While he wasn’t being really nasty, this part of Nikas’ opening statement in effect dragged the reputations of a lot of experts through the dirt. E.A. Carmean, who was a powerful curator in the 1980s and 1990s before becoming an Episcopal priest (and who joined Knoedler as head of research in 2003), wrote a letter that praised one of the works in the mess. Dana Cranmer, a conservator who worked closely with the Rothko Estate in the 1980s said she thought at least one of the ‘Rothkos’ was authentic. David Anfam, a noted scholar and author of a Rothko catalog raisonne was also apparently fooled as was the curator Laila Nasr. Even dealers David Mirvish and Ernst Beyeler along with Christie’s auction house were included as those who had accepted the authenticity of some of the various works. In addition to providing cover for his client, Nikas was trying to steal some of the plaintiff’s thunder, as many of the above are scheduled to testify and he wants to undermine them should they go on record as having had doubts about the paintings. Nikas wasn’t saying that they were stupid; his point was that these were really, really good forgeries and could have fooled anyone. But again, how awful for these men and women.

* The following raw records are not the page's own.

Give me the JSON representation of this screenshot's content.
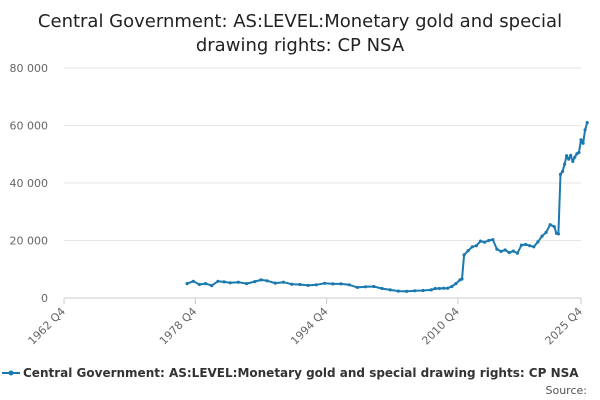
{
  "chart_data": {
    "type": "line",
    "title_lines": [
      "Central Government: AS:LEVEL:Monetary gold and special",
      "drawing rights: CP NSA"
    ],
    "x_ticks": [
      "1962 Q4",
      "1978 Q4",
      "1994 Q4",
      "2010 Q4",
      "2025 Q4"
    ],
    "y_ticks": [
      "0",
      "20 000",
      "40 000",
      "60 000",
      "80 000"
    ],
    "ylim": [
      0,
      80000
    ],
    "grid": "horizontal",
    "legend_position": "bottom",
    "series": [
      {
        "name": "Central Government: AS:LEVEL:Monetary gold and special drawing rights: CP NSA",
        "color": "#1a7ab0",
        "points": [
          [
            1977.75,
            5000
          ],
          [
            1978.5,
            5800
          ],
          [
            1979.25,
            4700
          ],
          [
            1980.0,
            5000
          ],
          [
            1980.75,
            4300
          ],
          [
            1981.5,
            5800
          ],
          [
            1982.25,
            5600
          ],
          [
            1983.0,
            5300
          ],
          [
            1984.0,
            5500
          ],
          [
            1985.0,
            5000
          ],
          [
            1986.0,
            5700
          ],
          [
            1986.75,
            6300
          ],
          [
            1987.5,
            6000
          ],
          [
            1988.5,
            5200
          ],
          [
            1989.5,
            5500
          ],
          [
            1990.5,
            4800
          ],
          [
            1991.5,
            4700
          ],
          [
            1992.5,
            4400
          ],
          [
            1993.5,
            4600
          ],
          [
            1994.5,
            5100
          ],
          [
            1995.5,
            4900
          ],
          [
            1996.5,
            4900
          ],
          [
            1997.5,
            4600
          ],
          [
            1998.5,
            3700
          ],
          [
            1999.5,
            3900
          ],
          [
            2000.5,
            4000
          ],
          [
            2001.5,
            3300
          ],
          [
            2002.5,
            2800
          ],
          [
            2003.5,
            2400
          ],
          [
            2004.5,
            2300
          ],
          [
            2005.5,
            2500
          ],
          [
            2006.5,
            2600
          ],
          [
            2007.5,
            2800
          ],
          [
            2008.0,
            3300
          ],
          [
            2008.5,
            3300
          ],
          [
            2009.0,
            3400
          ],
          [
            2009.5,
            3400
          ],
          [
            2010.0,
            4000
          ],
          [
            2010.5,
            5000
          ],
          [
            2011.0,
            6300
          ],
          [
            2011.25,
            6600
          ],
          [
            2011.5,
            15000
          ],
          [
            2012.0,
            16500
          ],
          [
            2012.5,
            17800
          ],
          [
            2013.0,
            18200
          ],
          [
            2013.5,
            19800
          ],
          [
            2014.0,
            19400
          ],
          [
            2014.5,
            20000
          ],
          [
            2015.0,
            20300
          ],
          [
            2015.5,
            17000
          ],
          [
            2016.0,
            16200
          ],
          [
            2016.5,
            16700
          ],
          [
            2017.0,
            15800
          ],
          [
            2017.5,
            16300
          ],
          [
            2018.0,
            15600
          ],
          [
            2018.5,
            18400
          ],
          [
            2019.0,
            18600
          ],
          [
            2019.5,
            18200
          ],
          [
            2020.0,
            17800
          ],
          [
            2020.5,
            19500
          ],
          [
            2021.0,
            21500
          ],
          [
            2021.5,
            22800
          ],
          [
            2022.0,
            25500
          ],
          [
            2022.5,
            24800
          ],
          [
            2022.75,
            22500
          ],
          [
            2023.0,
            22300
          ],
          [
            2023.25,
            43000
          ],
          [
            2023.5,
            44000
          ],
          [
            2023.75,
            46500
          ],
          [
            2024.0,
            49500
          ],
          [
            2024.25,
            48300
          ],
          [
            2024.5,
            49600
          ],
          [
            2024.75,
            47500
          ],
          [
            2025.0,
            49000
          ],
          [
            2025.25,
            50200
          ],
          [
            2025.5,
            50600
          ],
          [
            2025.75,
            55000
          ],
          [
            2026.0,
            53800
          ],
          [
            2026.25,
            58500
          ],
          [
            2026.5,
            61000
          ]
        ]
      }
    ],
    "source_label": "Source:"
  }
}
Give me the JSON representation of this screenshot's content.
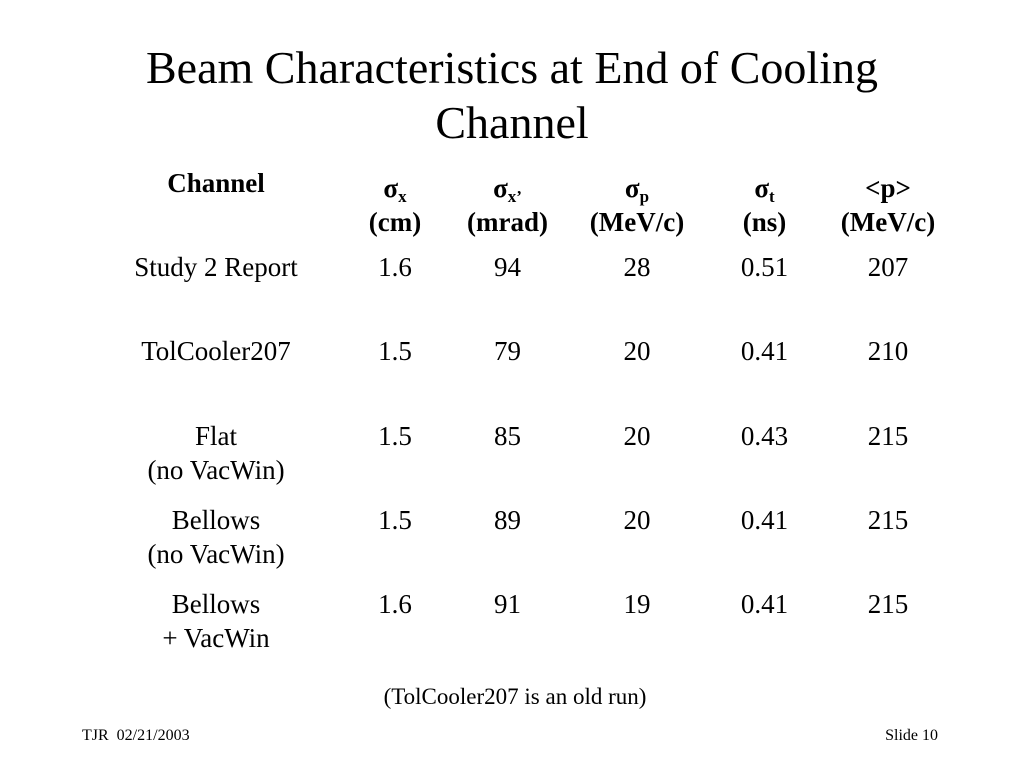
{
  "slide": {
    "title_line1": "Beam Characteristics at End of Cooling",
    "title_line2": "Channel",
    "note": "(TolCooler207 is an old run)",
    "footer_left": "TJR  02/21/2003",
    "footer_right": "Slide 10"
  },
  "table": {
    "headers": [
      {
        "line1": "Channel",
        "line2": ""
      },
      {
        "symbol": "σ",
        "sub": "x",
        "line2": "(cm)"
      },
      {
        "symbol": "σ",
        "sub": "x’",
        "line2": "(mrad)"
      },
      {
        "symbol": "σ",
        "sub": "p",
        "line2": "(MeV/c)"
      },
      {
        "symbol": "σ",
        "sub": "t",
        "line2": "(ns)"
      },
      {
        "line1": "<p>",
        "line2": "(MeV/c)"
      }
    ],
    "rows": [
      {
        "channel_line1": "Study 2 Report",
        "channel_line2": "",
        "sx": "1.6",
        "sxp": "94",
        "sp": "28",
        "st": "0.51",
        "p": "207"
      },
      {
        "channel_line1": "TolCooler207",
        "channel_line2": "",
        "sx": "1.5",
        "sxp": "79",
        "sp": "20",
        "st": "0.41",
        "p": "210"
      },
      {
        "channel_line1": "Flat",
        "channel_line2": "(no VacWin)",
        "sx": "1.5",
        "sxp": "85",
        "sp": "20",
        "st": "0.43",
        "p": "215"
      },
      {
        "channel_line1": "Bellows",
        "channel_line2": "(no VacWin)",
        "sx": "1.5",
        "sxp": "89",
        "sp": "20",
        "st": "0.41",
        "p": "215"
      },
      {
        "channel_line1": "Bellows",
        "channel_line2": "+ VacWin",
        "sx": "1.6",
        "sxp": "91",
        "sp": "19",
        "st": "0.41",
        "p": "215"
      }
    ]
  }
}
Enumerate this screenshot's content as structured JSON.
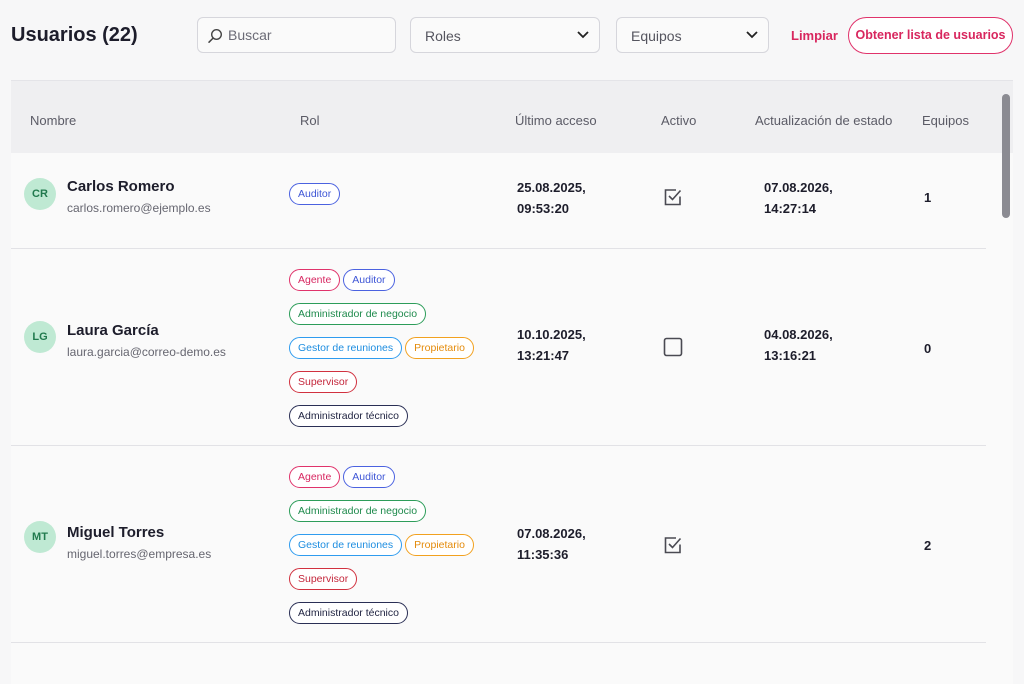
{
  "header": {
    "title": "Usuarios (22)",
    "search_placeholder": "Buscar",
    "roles_label": "Roles",
    "teams_label": "Equipos",
    "clear_label": "Limpiar",
    "get_list_label": "Obtener lista de usuarios"
  },
  "table": {
    "columns": [
      "Nombre",
      "Rol",
      "Último acceso",
      "Activo",
      "Actualización de estado",
      "Equipos"
    ],
    "rows": [
      {
        "initials": "CR",
        "name": "Carlos Romero",
        "email": "carlos.romero@ejemplo.es",
        "roles": [
          "Auditor"
        ],
        "last_access_date": "25.08.2025,",
        "last_access_time": "09:53:20",
        "active": true,
        "status_update_date": "07.08.2026,",
        "status_update_time": "14:27:14",
        "teams": "1"
      },
      {
        "initials": "LG",
        "name": "Laura García",
        "email": "laura.garcia@correo-demo.es",
        "roles": [
          "Agente",
          "Auditor",
          "Administrador de negocio",
          "Gestor de reuniones",
          "Propietario",
          "Supervisor",
          "Administrador técnico"
        ],
        "last_access_date": "10.10.2025,",
        "last_access_time": "13:21:47",
        "active": false,
        "status_update_date": "04.08.2026,",
        "status_update_time": "13:16:21",
        "teams": "0"
      },
      {
        "initials": "MT",
        "name": "Miguel Torres",
        "email": "miguel.torres@empresa.es",
        "roles": [
          "Agente",
          "Auditor",
          "Administrador de negocio",
          "Gestor de reuniones",
          "Propietario",
          "Supervisor",
          "Administrador técnico"
        ],
        "last_access_date": "07.08.2026,",
        "last_access_time": "11:35:36",
        "active": true,
        "status_update_date": "",
        "status_update_time": "",
        "teams": "2"
      }
    ]
  },
  "colors": {
    "accent": "#d8265e",
    "avatar_bg": "#bfe9d3",
    "tag_auditor": "#4b62e0",
    "tag_agente": "#e0336b",
    "tag_admin_negocio": "#2d9d5a",
    "tag_gestor": "#2f9cef",
    "tag_propietario": "#f2a11f",
    "tag_supervisor": "#d1313f",
    "tag_admin_tecnico": "#2a2f55"
  },
  "icons": {
    "search": "search-icon",
    "dropdown": "chevron-down-icon",
    "checkbox_checked": "checkbox-checked-icon",
    "checkbox_empty": "checkbox-empty-icon"
  }
}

Before he got too far into all of this, Nikas asked his client to stand up and he presented her to the jury. He described Freedman as coming from a modest home and that she had worked hard to get to where she was. He also pointed out that she continues to be active as a dealer. He spoke of her 47-year marriage and her 30 years at Knoedler, pointing out that loyalty was important to her. It was a touching moment, and one meant to humanize her. Freedman does not enjoy a resounding amount of support in the art world in general at present and I doubt that this trial will do much to change anybody’s mind. But the jury had heard so many awful things about her, I felt it was an effective part of the opening statement.

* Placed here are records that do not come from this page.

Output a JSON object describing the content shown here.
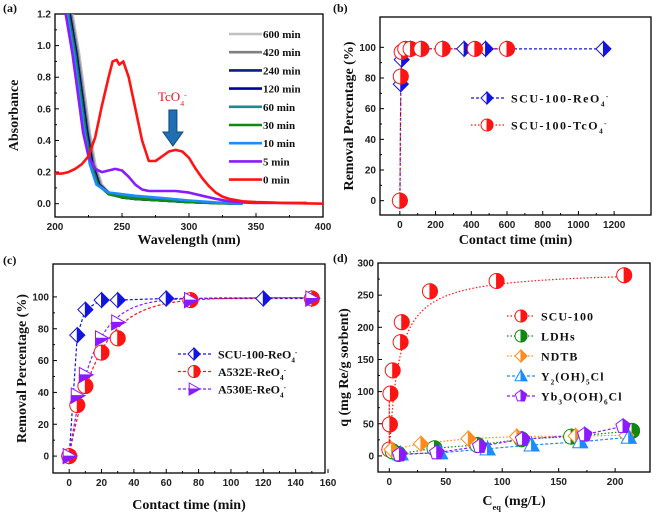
{
  "chart_data": [
    {
      "panel": "(a)",
      "type": "line",
      "xlabel": "Wavelength (nm)",
      "ylabel": "Absorbance",
      "xlim": [
        200,
        400
      ],
      "ylim": [
        -0.04,
        1.2
      ],
      "xticks": [
        200,
        250,
        300,
        350,
        400
      ],
      "yticks": [
        0.0,
        0.2,
        0.4,
        0.6,
        0.8,
        1.0,
        1.2
      ],
      "ytick_labels": [
        "0.0",
        "0.2",
        "0.4",
        "0.6",
        "0.8",
        "1.0",
        "1.2"
      ],
      "legend_position": "top-right",
      "annotation": {
        "text": "TcO",
        "sub": "4",
        "sup": "-",
        "x": 288,
        "y": 0.49,
        "arrow_color": "#1f6fb2"
      },
      "series": [
        {
          "name": "600 min",
          "color": "#c0c0c0",
          "x": [
            213,
            218,
            222,
            226,
            230,
            235,
            240,
            250,
            260,
            280,
            300,
            320,
            340
          ],
          "y": [
            1.2,
            0.95,
            0.7,
            0.45,
            0.25,
            0.12,
            0.07,
            0.04,
            0.03,
            0.02,
            0.01,
            0.005,
            0
          ]
        },
        {
          "name": "420 min",
          "color": "#808080",
          "x": [
            212,
            217,
            221,
            225,
            229,
            234,
            240,
            250,
            260,
            280,
            300,
            320,
            340
          ],
          "y": [
            1.2,
            0.95,
            0.7,
            0.45,
            0.25,
            0.12,
            0.07,
            0.04,
            0.03,
            0.02,
            0.01,
            0.005,
            0
          ]
        },
        {
          "name": "240 min",
          "color": "#0a1f7a",
          "x": [
            211,
            216,
            220,
            224,
            228,
            233,
            240,
            250,
            260,
            280,
            300,
            320,
            340
          ],
          "y": [
            1.2,
            0.95,
            0.7,
            0.45,
            0.25,
            0.12,
            0.07,
            0.04,
            0.03,
            0.02,
            0.01,
            0.005,
            0
          ]
        },
        {
          "name": "120 min",
          "color": "#0000a0",
          "x": [
            211,
            216,
            220,
            224,
            228,
            233,
            240,
            250,
            260,
            280,
            300,
            320,
            340
          ],
          "y": [
            1.2,
            0.95,
            0.7,
            0.45,
            0.25,
            0.12,
            0.07,
            0.04,
            0.03,
            0.02,
            0.01,
            0.005,
            0
          ]
        },
        {
          "name": "60 min",
          "color": "#1a8a8a",
          "x": [
            210,
            215,
            219,
            223,
            227,
            232,
            240,
            250,
            260,
            280,
            300,
            320,
            340
          ],
          "y": [
            1.2,
            0.95,
            0.7,
            0.45,
            0.25,
            0.12,
            0.07,
            0.045,
            0.035,
            0.02,
            0.012,
            0.005,
            0
          ]
        },
        {
          "name": "30 min",
          "color": "#118811",
          "x": [
            210,
            215,
            219,
            223,
            227,
            232,
            240,
            250,
            260,
            280,
            300,
            320,
            335
          ],
          "y": [
            1.2,
            0.95,
            0.7,
            0.45,
            0.25,
            0.12,
            0.06,
            0.04,
            0.03,
            0.02,
            0.01,
            0.003,
            0
          ]
        },
        {
          "name": "10 min",
          "color": "#1a8cff",
          "x": [
            209,
            214,
            218,
            222,
            226,
            231,
            240,
            250,
            260,
            280,
            300,
            320,
            340
          ],
          "y": [
            1.2,
            0.95,
            0.7,
            0.45,
            0.25,
            0.12,
            0.07,
            0.06,
            0.05,
            0.035,
            0.02,
            0.008,
            0
          ]
        },
        {
          "name": "5 min",
          "color": "#8a1aff",
          "x": [
            208,
            213,
            217,
            221,
            225,
            230,
            235,
            240,
            245,
            250,
            255,
            260,
            265,
            270,
            280,
            290,
            300,
            310,
            320,
            330,
            340,
            350,
            388
          ],
          "y": [
            1.2,
            0.95,
            0.7,
            0.45,
            0.3,
            0.22,
            0.2,
            0.21,
            0.22,
            0.21,
            0.17,
            0.12,
            0.09,
            0.08,
            0.08,
            0.08,
            0.07,
            0.05,
            0.03,
            0.015,
            0.008,
            0.004,
            0.005
          ]
        },
        {
          "name": "0 min",
          "color": "#ff1414",
          "x": [
            200,
            205,
            210,
            215,
            220,
            225,
            230,
            235,
            240,
            243,
            246,
            248,
            251,
            255,
            260,
            265,
            270,
            275,
            280,
            285,
            290,
            295,
            300,
            305,
            310,
            315,
            320,
            325,
            330,
            340,
            350,
            360,
            370,
            400
          ],
          "y": [
            0.19,
            0.19,
            0.2,
            0.22,
            0.25,
            0.3,
            0.42,
            0.62,
            0.8,
            0.9,
            0.91,
            0.88,
            0.9,
            0.8,
            0.6,
            0.4,
            0.27,
            0.27,
            0.3,
            0.33,
            0.34,
            0.33,
            0.29,
            0.22,
            0.16,
            0.11,
            0.07,
            0.045,
            0.03,
            0.015,
            0.01,
            0.008,
            0.005,
            0.0
          ]
        }
      ]
    },
    {
      "panel": "(b)",
      "type": "scatter",
      "xlabel": "Contact time (min)",
      "ylabel": "Removal Percentage (%)",
      "xlim": [
        -100,
        1300
      ],
      "ylim": [
        -10,
        110
      ],
      "xticks": [
        0,
        200,
        400,
        600,
        800,
        1000,
        1200
      ],
      "yticks": [
        0,
        20,
        40,
        60,
        80,
        100
      ],
      "legend_position": "center-right",
      "series": [
        {
          "name": "SCU-100-ReO4-",
          "label": "SCU-100-ReO",
          "sub": "4",
          "sup": "-",
          "color": "#1414e0",
          "marker": "half-diamond",
          "line": "dash",
          "x": [
            0,
            5,
            10,
            30,
            60,
            120,
            240,
            360,
            480,
            600,
            1140
          ],
          "y": [
            0,
            76,
            92,
            98,
            99,
            99,
            99,
            99,
            99,
            99,
            99
          ]
        },
        {
          "name": "SCU-100-TcO4-",
          "label": "SCU-100-TcO",
          "sub": "4",
          "sup": "-",
          "color": "#ff1414",
          "marker": "half-circle",
          "line": "dot",
          "x": [
            0,
            5,
            10,
            30,
            60,
            120,
            240,
            420,
            600
          ],
          "y": [
            0,
            81,
            97,
            99,
            99,
            99,
            99,
            99,
            99
          ]
        }
      ]
    },
    {
      "panel": "(c)",
      "type": "scatter",
      "xlabel": "Contact time (min)",
      "ylabel": "Removal Percentage (%)",
      "xlim": [
        -10,
        160
      ],
      "ylim": [
        -10,
        110
      ],
      "xticks": [
        0,
        20,
        40,
        60,
        80,
        100,
        120,
        140,
        160
      ],
      "yticks": [
        0,
        20,
        40,
        60,
        80,
        100
      ],
      "legend_position": "center-right",
      "series": [
        {
          "name": "SCU-100-ReO4-",
          "label": "SCU-100-ReO",
          "sub": "4",
          "sup": "-",
          "color": "#1414e0",
          "marker": "half-diamond",
          "line": "dash",
          "x": [
            0,
            5,
            10,
            20,
            30,
            60,
            120,
            150
          ],
          "y": [
            0,
            76,
            92,
            98,
            98,
            99,
            99,
            99
          ]
        },
        {
          "name": "A532E-ReO4-",
          "label": "A532E-ReO",
          "sub": "4",
          "sup": "-",
          "color": "#ff1414",
          "marker": "half-circle",
          "line": "dash",
          "x": [
            0,
            5,
            10,
            20,
            30,
            75,
            150
          ],
          "y": [
            0,
            32,
            44,
            65,
            74,
            98,
            99
          ]
        },
        {
          "name": "A530E-ReO4-",
          "label": "A530E-ReO",
          "sub": "4",
          "sup": "-",
          "color": "#8a1aff",
          "marker": "half-triangle-right",
          "line": "dash",
          "x": [
            0,
            5,
            10,
            20,
            30,
            75,
            150
          ],
          "y": [
            0,
            38,
            51,
            74,
            84,
            98,
            99
          ]
        }
      ]
    },
    {
      "panel": "(d)",
      "type": "scatter",
      "xlabel": "C",
      "xlabel_sub": "eq",
      "xlabel_rest": " (mg/L)",
      "ylabel": "q (mg Re/g sorbent)",
      "xlim": [
        -10,
        230
      ],
      "ylim": [
        -25,
        300
      ],
      "xticks": [
        0,
        50,
        100,
        150,
        200
      ],
      "yticks": [
        0,
        50,
        100,
        150,
        200,
        250,
        300
      ],
      "legend_position": "center-right",
      "series": [
        {
          "name": "SCU-100",
          "label": "SCU-100",
          "color": "#ff1414",
          "marker": "half-circle",
          "line": "dot",
          "x": [
            0,
            0.5,
            1,
            3,
            10,
            11,
            36,
            95,
            208
          ],
          "y": [
            10,
            49,
            97,
            133,
            177,
            208,
            256,
            272,
            281
          ]
        },
        {
          "name": "LDHs",
          "label": "LDHs",
          "color": "#118811",
          "marker": "half-circle",
          "line": "dot",
          "x": [
            3,
            8,
            40,
            78,
            117,
            161,
            215
          ],
          "y": [
            7,
            3,
            12,
            17,
            26,
            30,
            39
          ]
        },
        {
          "name": "NDTB",
          "label": "NDTB",
          "color": "#ff8c1a",
          "marker": "half-diamond",
          "line": "dot",
          "x": [
            2,
            28,
            70,
            113,
            165,
            210
          ],
          "y": [
            10,
            19,
            27,
            30,
            31,
            32
          ]
        },
        {
          "name": "Y2(OH)5Cl",
          "label": "Y(OH)Cl",
          "color": "#1a8cff",
          "marker": "half-triangle-up",
          "line": "dash",
          "x": [
            10,
            45,
            87,
            126,
            169,
            212
          ],
          "y": [
            3,
            5,
            11,
            17,
            22,
            29
          ]
        },
        {
          "name": "Yb3O(OH)6Cl",
          "label": "Yb3O(OH)6Cl",
          "color": "#8a1aff",
          "marker": "half-pentagon",
          "line": "dash",
          "x": [
            9,
            42,
            80,
            118,
            173,
            207
          ],
          "y": [
            2,
            5,
            15,
            26,
            33,
            46
          ]
        }
      ]
    }
  ],
  "panel_d_legend": [
    {
      "parts": [
        [
          "SCU-100",
          ""
        ]
      ]
    },
    {
      "parts": [
        [
          "LDHs",
          ""
        ]
      ]
    },
    {
      "parts": [
        [
          "NDTB",
          ""
        ]
      ]
    },
    {
      "parts": [
        [
          "Y",
          ""
        ],
        [
          "2",
          "sub"
        ],
        [
          "(OH)",
          ""
        ],
        [
          "5",
          "sub"
        ],
        [
          "Cl",
          ""
        ]
      ]
    },
    {
      "parts": [
        [
          "Yb",
          ""
        ],
        [
          "3",
          "sub"
        ],
        [
          "O(OH)",
          ""
        ],
        [
          "6",
          "sub"
        ],
        [
          "Cl",
          ""
        ]
      ]
    }
  ]
}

Nikas went on to point out that initially, Freedman made very little money herself on the various forged paintings that passed through Knoedler, which, according to his argument, undercuts the notion that she was a greedy conspirator from the beginning. He painted her as a victim who gradually got ensnared by a crook. He pointed out that on a number of occasions, Freedman used her own money to buy works from Glafira Rosales, and that ‘she believed in these works’. Again, remember, Freedman was at the top of her profession before this scandal broke. Now she is paying a top lawyer to say that she was an easy mark for a two-bit hustler who played her for a fool, concocting stories and feeding her valuable forgeries at tempting prices.

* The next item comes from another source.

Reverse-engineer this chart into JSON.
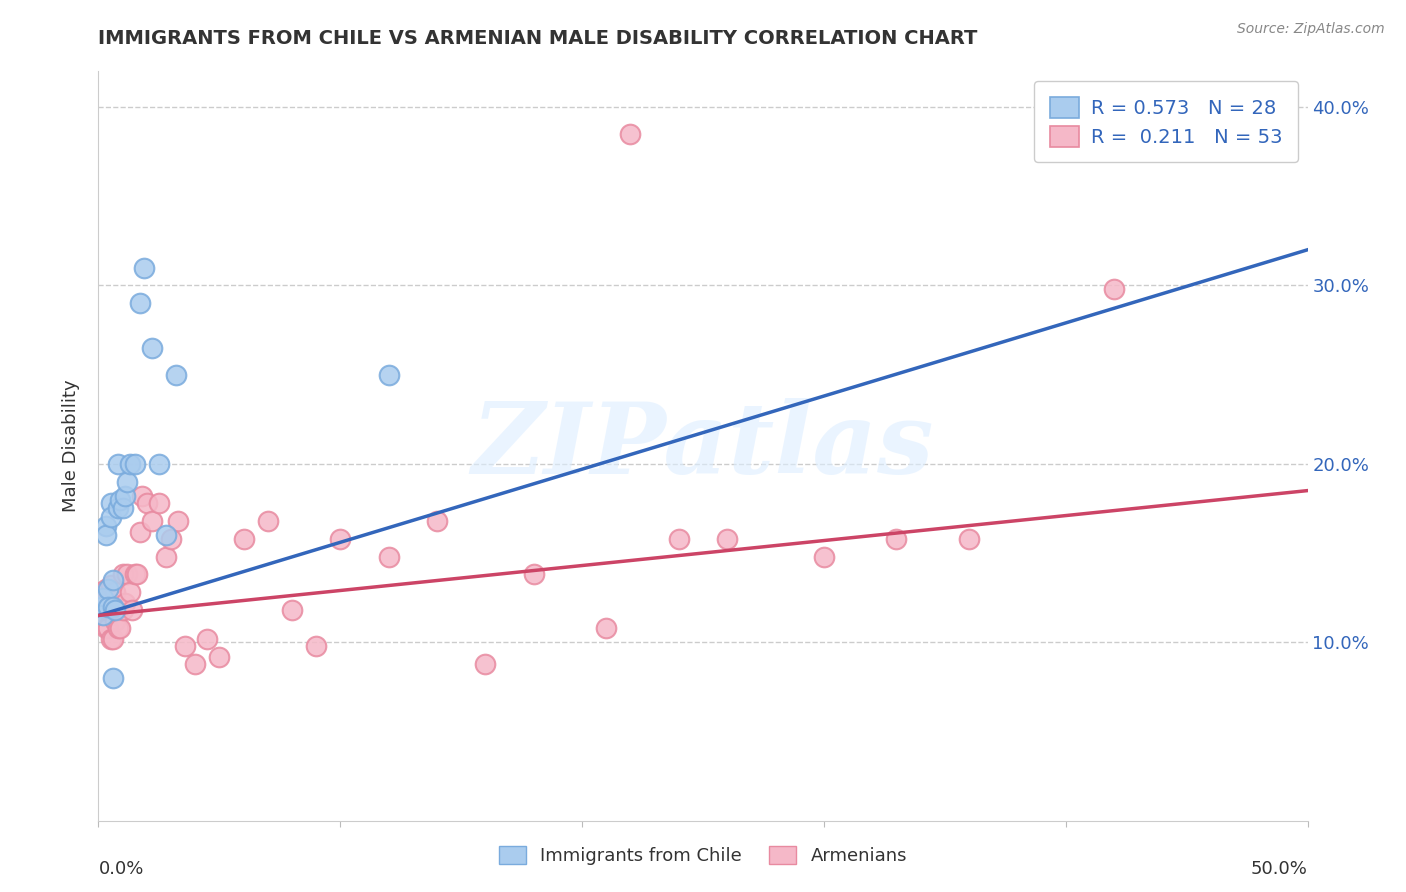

I plan on attending more of the trial and look forward to hearing from the many witnesses on the list and will have some more thoughts as time goes on. My takeaway at this point is that an appraiser—and any professional honestly-- should always think about what their work and their actions would look like in court. Because when a trained, skillful lawyer who has the time and resources to go through a dispute starts talking about you in a courtroom, you are probably not going to like what they say—unless you are paying them yourself and then things are infinitely worse.